Because of my skewed and unbiblical perspective on procreation and what it really takes to have a successful and Godly home, it appeared the “damage” I’d done to myself was irreversible.

Eventually, the waves of rapid multiplication, and a growing sense of despair began to beat against our family – dashing my hopes and dreams, as an undercurrent of financial strain, a lack of vision and poor relationship skills drew us further and further away from the shores of a attaining a healthy family.


NO ONE told me it was going to be like this!

Daily, I struggled to preserve my sanity, barely coping with the routine of managing laundry, meals, sibling rivalry, etc.  If I had to change another diaper, cook another meal or wash another load of laundry, I was going to kill someone…possibly myself.

I knew something had gone terribly wrong when I began to daydream endlessly about what life would be like without the kids, yet they were barely out of diapers!

My life felt so different from the other couples we knew.  For starters, they honeymooned, took vacations, owned cars, ate at restaurants, had expendable income and probably got a full nights rest more often than not.

My husband and I – we quarreled endlessly, usually about how to discipline the kids, or about our elusive finances; it seemed as though we were never on the same page.

The proverbial grass was definitely greener on the other side of the fence.  I often wondered “Why?” and concluded that other peoples grass would be hues of yellow and brown, too, if they were in my shoes. If only I had more money, could occasionally get a baby sitter who’d watch all four kids at once, could buy a home and a vehicle, and had a spouse who’d adopt my philosophy on parenting, finances and discipline – then YES! – my grass would be a prize winning, blue ribbon green, too.  Right?   Wrong!


In my heart of hearts, I knew that having a better family was dependent upon one thing only: yielding to the Holy Spirit…UGGH!! Of course, this meant I could no longer scream at the top of my lungs when my husband and I argued.  Throwing dishes, VCRs, or other household items in anger would have to cease as well, as would name calling and other negative remarks made at the kids in my anger.  In a nutshell, I’d have to cease all “fits of rage” denying myself the right to indulge my sinful nature (Galatians 5:16-20).
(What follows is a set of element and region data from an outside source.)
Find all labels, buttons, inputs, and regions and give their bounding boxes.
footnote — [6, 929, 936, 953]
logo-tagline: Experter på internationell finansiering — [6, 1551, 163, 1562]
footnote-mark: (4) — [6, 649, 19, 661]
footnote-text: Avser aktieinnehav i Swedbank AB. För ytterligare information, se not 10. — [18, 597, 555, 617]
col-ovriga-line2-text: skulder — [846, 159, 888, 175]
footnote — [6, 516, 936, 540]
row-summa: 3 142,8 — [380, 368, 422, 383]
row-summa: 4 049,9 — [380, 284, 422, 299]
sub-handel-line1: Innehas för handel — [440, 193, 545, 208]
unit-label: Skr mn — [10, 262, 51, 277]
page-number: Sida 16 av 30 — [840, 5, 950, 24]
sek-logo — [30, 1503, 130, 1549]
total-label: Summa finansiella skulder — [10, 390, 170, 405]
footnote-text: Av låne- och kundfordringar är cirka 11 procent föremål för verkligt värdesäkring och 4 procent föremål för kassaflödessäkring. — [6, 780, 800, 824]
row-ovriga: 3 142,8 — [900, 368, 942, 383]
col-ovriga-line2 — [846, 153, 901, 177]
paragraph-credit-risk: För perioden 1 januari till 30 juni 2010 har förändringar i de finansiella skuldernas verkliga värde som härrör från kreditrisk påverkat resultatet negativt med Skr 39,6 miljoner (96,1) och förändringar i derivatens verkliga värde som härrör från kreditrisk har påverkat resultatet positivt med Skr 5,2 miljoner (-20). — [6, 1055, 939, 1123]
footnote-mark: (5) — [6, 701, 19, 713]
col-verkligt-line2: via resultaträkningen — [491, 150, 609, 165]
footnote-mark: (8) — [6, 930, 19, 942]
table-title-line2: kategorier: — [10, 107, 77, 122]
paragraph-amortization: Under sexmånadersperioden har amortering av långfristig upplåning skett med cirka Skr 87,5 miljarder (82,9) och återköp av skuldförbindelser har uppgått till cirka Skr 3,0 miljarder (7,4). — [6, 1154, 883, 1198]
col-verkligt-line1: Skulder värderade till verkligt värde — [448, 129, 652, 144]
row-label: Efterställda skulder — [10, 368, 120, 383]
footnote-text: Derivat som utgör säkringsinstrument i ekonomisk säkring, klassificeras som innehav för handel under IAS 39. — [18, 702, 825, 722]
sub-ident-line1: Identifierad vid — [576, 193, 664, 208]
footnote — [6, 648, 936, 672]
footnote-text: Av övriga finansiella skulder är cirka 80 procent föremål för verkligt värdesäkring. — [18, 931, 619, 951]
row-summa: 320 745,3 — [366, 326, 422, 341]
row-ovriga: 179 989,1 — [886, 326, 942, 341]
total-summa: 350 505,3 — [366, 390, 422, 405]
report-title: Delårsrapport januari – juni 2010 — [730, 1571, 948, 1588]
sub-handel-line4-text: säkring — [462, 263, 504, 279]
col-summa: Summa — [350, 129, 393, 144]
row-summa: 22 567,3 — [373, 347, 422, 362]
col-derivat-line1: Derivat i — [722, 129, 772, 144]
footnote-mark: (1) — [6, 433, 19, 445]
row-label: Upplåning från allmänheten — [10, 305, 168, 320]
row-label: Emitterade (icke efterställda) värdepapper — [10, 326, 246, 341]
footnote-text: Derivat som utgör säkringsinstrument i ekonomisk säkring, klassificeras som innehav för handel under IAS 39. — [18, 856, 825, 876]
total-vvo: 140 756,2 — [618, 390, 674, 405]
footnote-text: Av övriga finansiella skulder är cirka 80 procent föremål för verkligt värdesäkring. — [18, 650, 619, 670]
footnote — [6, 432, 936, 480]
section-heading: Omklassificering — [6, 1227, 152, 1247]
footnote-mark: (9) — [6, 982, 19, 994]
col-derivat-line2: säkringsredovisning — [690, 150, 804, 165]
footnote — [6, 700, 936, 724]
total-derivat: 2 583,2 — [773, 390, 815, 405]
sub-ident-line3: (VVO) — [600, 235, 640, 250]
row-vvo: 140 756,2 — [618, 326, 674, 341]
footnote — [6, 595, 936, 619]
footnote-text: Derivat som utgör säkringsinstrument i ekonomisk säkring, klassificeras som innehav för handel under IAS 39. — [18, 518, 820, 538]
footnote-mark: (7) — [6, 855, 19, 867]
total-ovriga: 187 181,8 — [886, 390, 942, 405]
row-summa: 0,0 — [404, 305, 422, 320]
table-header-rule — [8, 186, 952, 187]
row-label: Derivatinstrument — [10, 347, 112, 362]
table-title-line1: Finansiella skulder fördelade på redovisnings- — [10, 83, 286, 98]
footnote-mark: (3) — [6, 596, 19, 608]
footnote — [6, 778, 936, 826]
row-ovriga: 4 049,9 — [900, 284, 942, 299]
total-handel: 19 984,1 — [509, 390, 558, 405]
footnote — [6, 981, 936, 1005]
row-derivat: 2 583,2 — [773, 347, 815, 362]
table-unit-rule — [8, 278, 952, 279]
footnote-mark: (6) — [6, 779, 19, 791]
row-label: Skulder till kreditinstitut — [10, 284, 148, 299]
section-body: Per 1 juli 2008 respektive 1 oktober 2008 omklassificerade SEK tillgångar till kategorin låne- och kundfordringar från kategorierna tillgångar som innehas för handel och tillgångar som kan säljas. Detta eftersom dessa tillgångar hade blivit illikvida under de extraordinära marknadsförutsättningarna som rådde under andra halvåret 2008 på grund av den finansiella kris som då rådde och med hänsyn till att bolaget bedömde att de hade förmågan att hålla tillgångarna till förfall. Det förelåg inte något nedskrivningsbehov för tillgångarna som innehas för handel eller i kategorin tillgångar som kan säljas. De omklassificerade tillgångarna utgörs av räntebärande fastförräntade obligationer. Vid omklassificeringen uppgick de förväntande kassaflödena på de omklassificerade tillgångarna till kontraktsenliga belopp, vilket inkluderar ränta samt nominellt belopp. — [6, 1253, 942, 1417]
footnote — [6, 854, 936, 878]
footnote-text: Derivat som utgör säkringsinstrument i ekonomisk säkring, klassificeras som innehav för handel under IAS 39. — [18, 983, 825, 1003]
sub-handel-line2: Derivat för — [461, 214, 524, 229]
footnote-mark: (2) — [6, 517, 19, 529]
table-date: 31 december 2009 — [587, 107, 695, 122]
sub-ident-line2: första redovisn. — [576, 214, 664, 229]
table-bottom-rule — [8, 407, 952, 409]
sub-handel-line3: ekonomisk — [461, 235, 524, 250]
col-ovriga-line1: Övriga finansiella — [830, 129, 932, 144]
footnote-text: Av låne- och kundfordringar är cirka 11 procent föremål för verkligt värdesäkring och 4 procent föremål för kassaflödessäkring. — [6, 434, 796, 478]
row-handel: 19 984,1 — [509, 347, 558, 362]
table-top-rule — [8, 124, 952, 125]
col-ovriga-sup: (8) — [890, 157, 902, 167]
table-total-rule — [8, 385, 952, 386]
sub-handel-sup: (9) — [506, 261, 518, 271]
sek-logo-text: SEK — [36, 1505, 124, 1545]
As Jesus stated: “if anyone would come after me, he must deny himself and take up his cross daily and follow me” (Luke 9:23)

I WOULD begin to bite my tongue, submit to my husband (help me, Holy Spirit!) and pray that God would change m…m….m…ME – first! I made a deliberate, conscious effort to have a successful marriage and family life.  The alternative, after all–separation and divorce–was unacceptable.

Through great moments of despair, fighting, verbal abuse and talks of separation, the scriptures constantly mirrored to me what a spiritually healthy family could and should be.  And as I began to submit myself to the principles in God’s word, they began to wash over my life, transforming me and breathing life into the brokenness of my heart and my family’s existence.

Well, years later, after many tears and prayers, joys and trials, I’m happy to say that my grass is finally green(er)!  God has given me a new recipe, one which yields the fruit of a life “in step with the Spirit” (Galatians 5:25).  Yes, my husband and I occasionally argue.  Yes, I still say things I shouldn’t to the kids, but it’s NOTHING like it used to be.  I see the fruit of yielding to the Spirit: loving relationships and peace in my home – and it feels GREAT!

God is continually proving to me that His way is worth the effort it takes to walk in it.  And He doesn’t ask us to walk on our own; He has left us “The Comforter,” the promised Holy Spirit who leads us, empowers us and partners with us to create divine beauty in our lives: relationships that endure, are filled with His grace, and cultivate life-giving, peaceful homes.

With love,


My life verse

“Who am I, Lord God, and what is my family that you have brought me [us] this far?”   (I Chronicles 17:16b.  Strikethrough and “us” is mine.)